A Simple Feast, Archived Sections, Columns

Advent, abundance, and generosity

As our celebrations of harvest festivals conclude, we move into the season of Advent, when the hours of darkness are extended. The dark depth of the soil welcomes water and nutrients from fading grasses and fallen leaves, plants of all kinds, beds of pine needles, animal nests and waste. Organic matter enriches the soil for a new season of planting.
Before planting, we face a long season of waiting. Some seeds fall into the soil for a time of rest and regeneration; other seeds are saved and stored for the next season. Many bulbs and plants are uprooted before the soil freezes so they can regenerate in a safe dark place. We move into a season of nature that requires care, trust, patience, and faith that new life will rise up when the axis of the earth tilts again to welcome longer and warmer days.

Eva Jensen

The scarcity narrative, centered in insecurity and fear, stimulates anxiety, greed, and accumulation.

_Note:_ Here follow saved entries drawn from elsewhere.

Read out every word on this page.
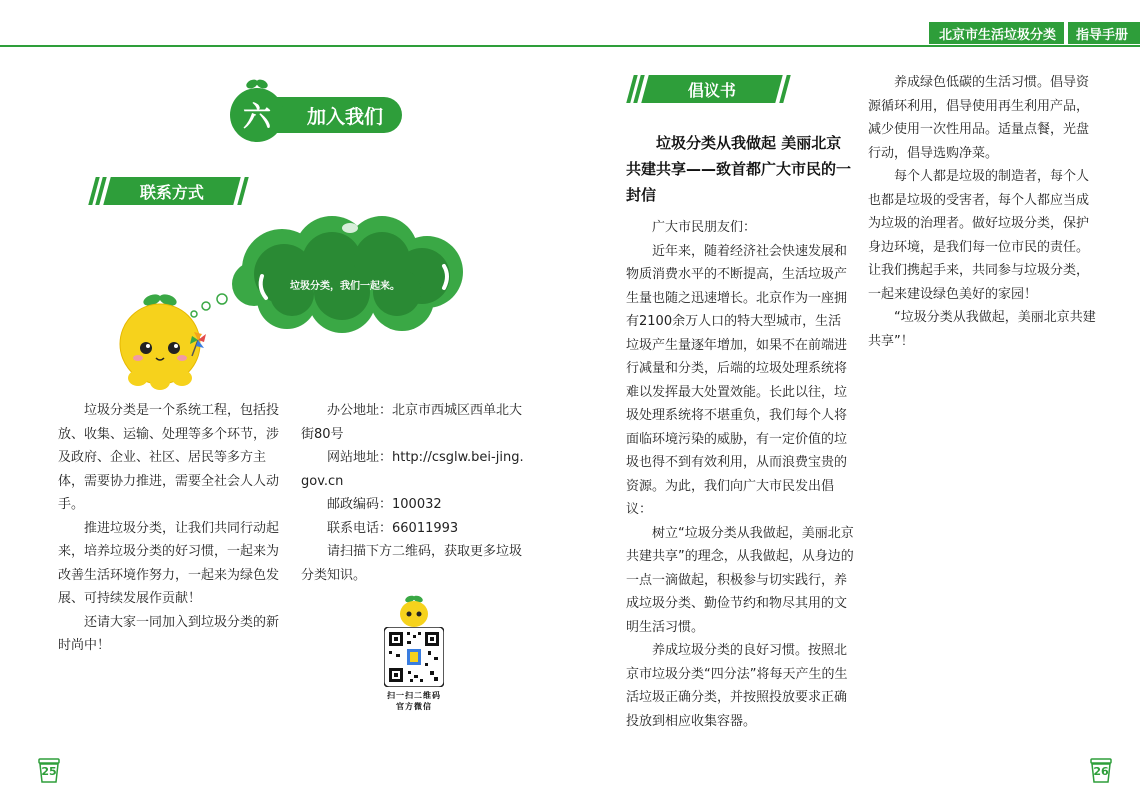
北京市生活垃圾分类	指导手册
加入我们
六
联系方式
垃圾分类，我们一起来。

垃圾分类是一个系统工程，包括投放、收集、运输、处理等多个环节，涉及政府、企业、社区、居民等多方主体，需要协力推进，需要全社会人人动手。

推进垃圾分类，让我们共同行动起来，培养垃圾分类的好习惯，一起来为改善生活环境作努力，一起来为绿色发展、可持续发展作贡献！

还请大家一同加入到垃圾分类的新时尚中！

办公地址：北京市西城区西单北大街80号

网站地址：http://csglw.bei-jing.gov.cn

邮政编码：100032

联系电话：66011993

请扫描下方二维码，获取更多垃圾分类知识。

扫一扫二维码
官方微信
25
倡议书
垃圾分类从我做起 美丽北京共建共享——致首都广大市民的一封信

广大市民朋友们：

近年来，随着经济社会快速发展和物质消费水平的不断提高，生活垃圾产生量也随之迅速增长。北京作为一座拥有2100余万人口的特大型城市，生活垃圾产生量逐年增加，如果不在前端进行减量和分类，后端的垃圾处理系统将难以发挥最大处置效能。长此以往，垃圾处理系统将不堪重负，我们每个人将面临环境污染的威胁，有一定价值的垃圾也得不到有效利用，从而浪费宝贵的资源。为此，我们向广大市民发出倡议：

树立“垃圾分类从我做起，美丽北京共建共享”的理念，从我做起，从身边的一点一滴做起，积极参与切实践行，养成垃圾分类、勤俭节约和物尽其用的文明生活习惯。

养成垃圾分类的良好习惯。按照北京市垃圾分类“四分法”将每天产生的生活垃圾正确分类，并按照投放要求正确投放到相应收集容器。

养成绿色低碳的生活习惯。倡导资源循环利用，倡导使用再生利用产品，减少使用一次性用品。适量点餐，光盘行动，倡导选购净菜。

每个人都是垃圾的制造者，每个人也都是垃圾的受害者，每个人都应当成为垃圾的治理者。做好垃圾分类，保护身边环境，是我们每一位市民的责任。让我们携起手来，共同参与垃圾分类，一起来建设绿色美好的家园！

“垃圾分类从我做起，美丽北京共建共享”！

26
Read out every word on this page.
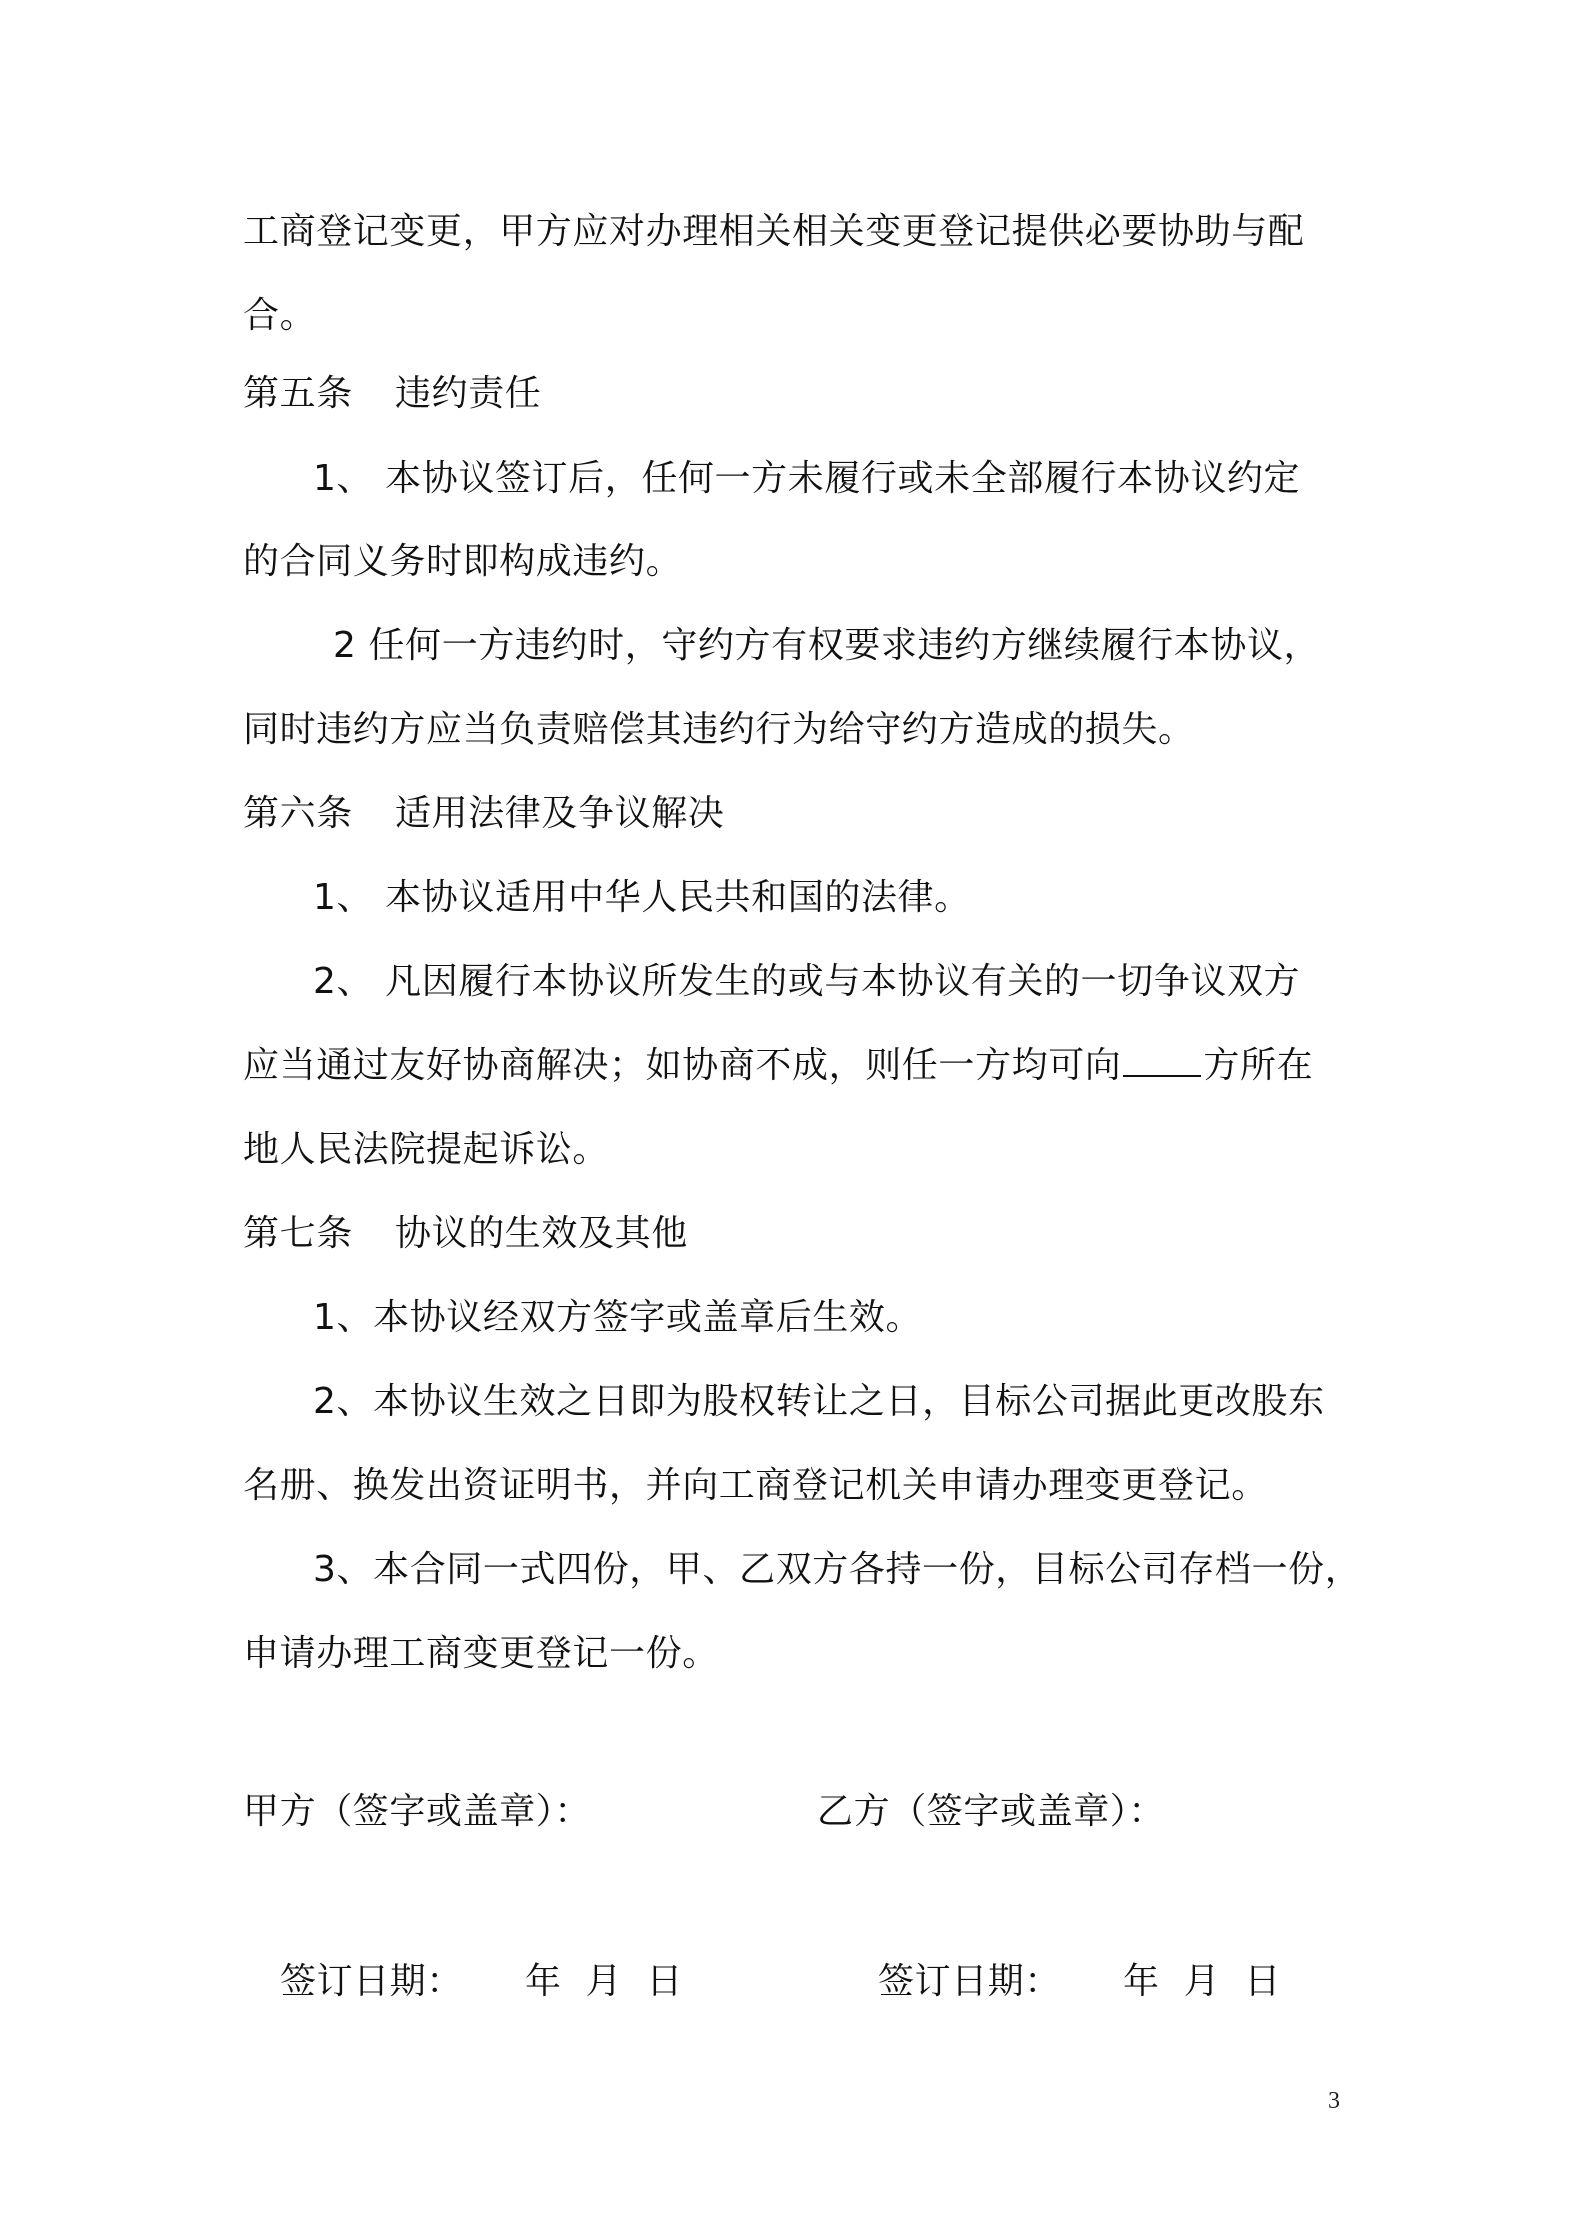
工商登记变更，甲方应对办理相关相关变更登记提供必要协助与配
合。
第五条 违约责任
1、 本协议签订后，任何一方未履行或未全部履行本协议约定
的合同义务时即构成违约。
2 任何一方违约时，守约方有权要求违约方继续履行本协议，
同时违约方应当负责赔偿其违约行为给守约方造成的损失。
第六条 适用法律及争议解决
1、 本协议适用中华人民共和国的法律。
2、 凡因履行本协议所发生的或与本协议有关的一切争议双方
应当通过友好协商解决；如协商不成，则任一方均可向 方所在
地人民法院提起诉讼。
第七条 协议的生效及其他
1、本协议经双方签字或盖章后生效。
2、本协议生效之日即为股权转让之日，目标公司据此更改股东
名册、换发出资证明书，并向工商登记机关申请办理变更登记。
3、本合同一式四份，甲、乙双方各持一份，目标公司存档一份，
申请办理工商变更登记一份。
甲方（签字或盖章）：	乙方（签字或盖章）：
签订日期： 年  月  日	签订日期： 年  月  日
3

Similarly, it seems we are facing a season of change in society — some systems and structures that we have built to support our life together are not working because they do not support the “common good,” our food system included. A privileged minority of the global population that holds wealth, food, land, and power benefit disproportionately. We are spinning on a wobbly axis.
The environment suffers multiple shocks of polluting abuse. Nearly 14 percent of the earth’s population is hungry or malnourished, and 16 percent of the U.S. population is food insecure. And yet, more than enough food (calorie count) is produced on the planet to feed everyone.
In September, Old Testament scholar and author Walter Brueggemann spoke at Augsburg College. He presented a biblical and theological perspective on our food system, which he titled “The Food Fight: Dispute in Biblical Testimony.” The conflict between two narratives about food — a scarcity narrative and a narrative of grateful abundance — centers on three key questions: Who gets food? How much do they get? Who decides?
The biblical metaphor for the scarcity narrative is found in the story of Pharaoh. Full of anxiety about scarcity and a future famine, Pharaoh accumulated food in storehouses, monopolized the food supply, and established power over the people through his control of the food supply. He provided food for people during the famine in exchange for their cattle and land, which led to their enslavement and violence. The scarcity narrative, centered in insecurity and fear, stimulates anxiety, greed, and accumulation. Our contemporary culture, including its food system (through which corporate agribusiness manufactures and markets more than 95 percent of the food in the United States), mirrors Pharaoh’s time.
The biblical narrative of grateful abundance offers an alternative in the food fight that Brueggemann presents. Grounded in God’s gift of abundance, it makes generous community possible with the following three elements:
1.) Creation faith that points to creation as good and blessed by God with a life force that is generative when well cared for by human beings.
2.) Doxology that invites praise, gratitude, and generosity in response to the Creator and the abundance of creation.
3.) Sabbath that breaks the grip of feverish work and accumulation. Working 24/7 is a requirement of the scarcity system. Exhausted people do not change systems.
How can we bring the narrative of grateful abundance to our modern culture and the challenges we face? What practices can we cultivate to grow creation faith, community trust, and civility? What policies can we advocate for to ensure equity and justice in contrast to privilege and unbridled power?
During Advent we will hear Mary’s joyful song, which is centered in creation faith and gratitude for the abundance of God’s care and turning of the world to more sustainable ways of living. We are invited to join in the song.
Advent 2011 provides an opportunity to practice this song. It is a time to be attentive to the actions of the Joint Super Committee of the House and Senate, as well as those bodies’ votes on the Super Committee plan. How do these proposals reflect either the scarcity narrative or the abundant generosity narrative of the biblical texts?
If we are engaged, our wobbly axis can again be tuned to the axis of creation and the abundance of God’s generous grace inviting us to share in that abundance and creativity.
Eva Jensen is an ELCA pastor who lives and works in the Twin Cities.